In questo mosaico entra un altro elemento affascinante: l’ipotesi di un terzo bronzo. Con lui ci sarebbero state anche altre statue e armi. Alcuni studiosi, già negli anni Settanta, sostenevano che i due guerrieri non fossero soli. Forse facevano parte di un gruppo più ampio, forse di un complesso votivo o celebrativo. Nelle carte e nelle cronache dell’epoca si parla di un Bronzo C mai ritrovato, insieme a elmi, scudi e lance che sarebbero scomparsi misteriosamente. Se confermata, questa teoria trasformerebbe i Bronzi di Riace da capolavori isolati a frammenti superstiti di un patrimonio sottratto e occultato.

Su questa base, Madeddu rilancia che: “Forse siamo davvero davanti a una incredibile storia di archeomafia che qualcuno il secolo scorso tentò invano di seppellire per sempre, e che ora sta, sempre più inesorabilmente, venendo a galla, come un Vaso di Pandora che non si ferma più. A breve uscirà un nuovo studio scientifico che insieme ad altri 15 studiosi di sei Università italiane, compresa Catania, stiamo per pubblicare su una prestigiosa rivista internazionale. Uno studio che aggiungerà un nuovo fondamentale tassello scientifico alla ricostruzione della vera storia di questi due straordinari capolavori. Quel che è certo ormai è che la loro vecchia Storia dovrà essere interamente riscritta”.

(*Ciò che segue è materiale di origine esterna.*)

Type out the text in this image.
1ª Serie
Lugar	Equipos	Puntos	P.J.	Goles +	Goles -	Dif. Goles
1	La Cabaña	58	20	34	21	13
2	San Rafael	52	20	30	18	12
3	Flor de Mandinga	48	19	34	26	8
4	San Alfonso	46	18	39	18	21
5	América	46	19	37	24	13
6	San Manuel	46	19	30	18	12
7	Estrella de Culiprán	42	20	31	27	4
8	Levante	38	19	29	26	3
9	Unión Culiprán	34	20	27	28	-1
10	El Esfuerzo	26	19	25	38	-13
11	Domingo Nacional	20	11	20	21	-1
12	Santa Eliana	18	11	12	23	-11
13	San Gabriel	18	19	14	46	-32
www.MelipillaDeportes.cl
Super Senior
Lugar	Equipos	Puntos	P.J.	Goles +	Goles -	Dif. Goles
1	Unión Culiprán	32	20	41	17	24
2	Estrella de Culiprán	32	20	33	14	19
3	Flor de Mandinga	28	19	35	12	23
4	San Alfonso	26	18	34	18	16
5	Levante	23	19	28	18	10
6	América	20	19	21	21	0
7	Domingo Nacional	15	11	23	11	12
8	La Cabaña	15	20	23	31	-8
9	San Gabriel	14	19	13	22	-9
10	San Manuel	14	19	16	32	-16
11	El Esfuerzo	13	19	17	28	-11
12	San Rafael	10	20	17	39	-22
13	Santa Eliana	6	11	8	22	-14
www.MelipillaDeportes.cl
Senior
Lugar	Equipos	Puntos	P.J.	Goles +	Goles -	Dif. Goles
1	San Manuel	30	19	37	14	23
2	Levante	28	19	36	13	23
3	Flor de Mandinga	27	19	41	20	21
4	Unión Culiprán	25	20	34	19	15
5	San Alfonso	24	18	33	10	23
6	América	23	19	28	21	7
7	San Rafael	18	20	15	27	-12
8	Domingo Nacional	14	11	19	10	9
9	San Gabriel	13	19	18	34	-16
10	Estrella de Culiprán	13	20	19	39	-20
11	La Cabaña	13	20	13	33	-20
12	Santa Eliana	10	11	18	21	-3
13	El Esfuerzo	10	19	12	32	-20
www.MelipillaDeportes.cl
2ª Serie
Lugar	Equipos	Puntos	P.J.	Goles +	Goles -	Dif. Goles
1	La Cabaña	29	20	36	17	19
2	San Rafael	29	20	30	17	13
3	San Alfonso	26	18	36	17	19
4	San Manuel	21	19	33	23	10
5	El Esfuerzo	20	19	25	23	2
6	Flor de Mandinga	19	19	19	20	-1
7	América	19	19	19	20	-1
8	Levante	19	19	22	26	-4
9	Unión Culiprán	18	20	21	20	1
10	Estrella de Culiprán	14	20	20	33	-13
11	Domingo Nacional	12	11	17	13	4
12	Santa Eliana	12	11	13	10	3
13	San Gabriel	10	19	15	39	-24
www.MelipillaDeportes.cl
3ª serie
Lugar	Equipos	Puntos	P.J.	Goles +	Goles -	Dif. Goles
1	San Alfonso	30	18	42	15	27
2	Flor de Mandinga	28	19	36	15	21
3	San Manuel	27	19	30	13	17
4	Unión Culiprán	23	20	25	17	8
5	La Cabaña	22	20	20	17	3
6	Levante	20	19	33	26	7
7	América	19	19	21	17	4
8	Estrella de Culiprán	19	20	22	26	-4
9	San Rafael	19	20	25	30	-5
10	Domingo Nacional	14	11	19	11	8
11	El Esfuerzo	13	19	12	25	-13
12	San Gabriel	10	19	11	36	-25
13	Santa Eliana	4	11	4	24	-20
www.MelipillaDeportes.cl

Se l’ipotesi troverà conferma, non sarà soltanto una rivoluzione per la storiografia dell’arte antica, ma anche l’ennesimo caso in cui l’Italia dovrà fare i conti con un patrimonio culturale segnato da ombre, traffici e depistaggi. E i due guerrieri che oggi accolgono migliaia di visitatori a Reggio Calabria diventerebbero il simbolo non solo della bellezza classica, ma anche di una verità rimossa, finalmente tornata in superficie.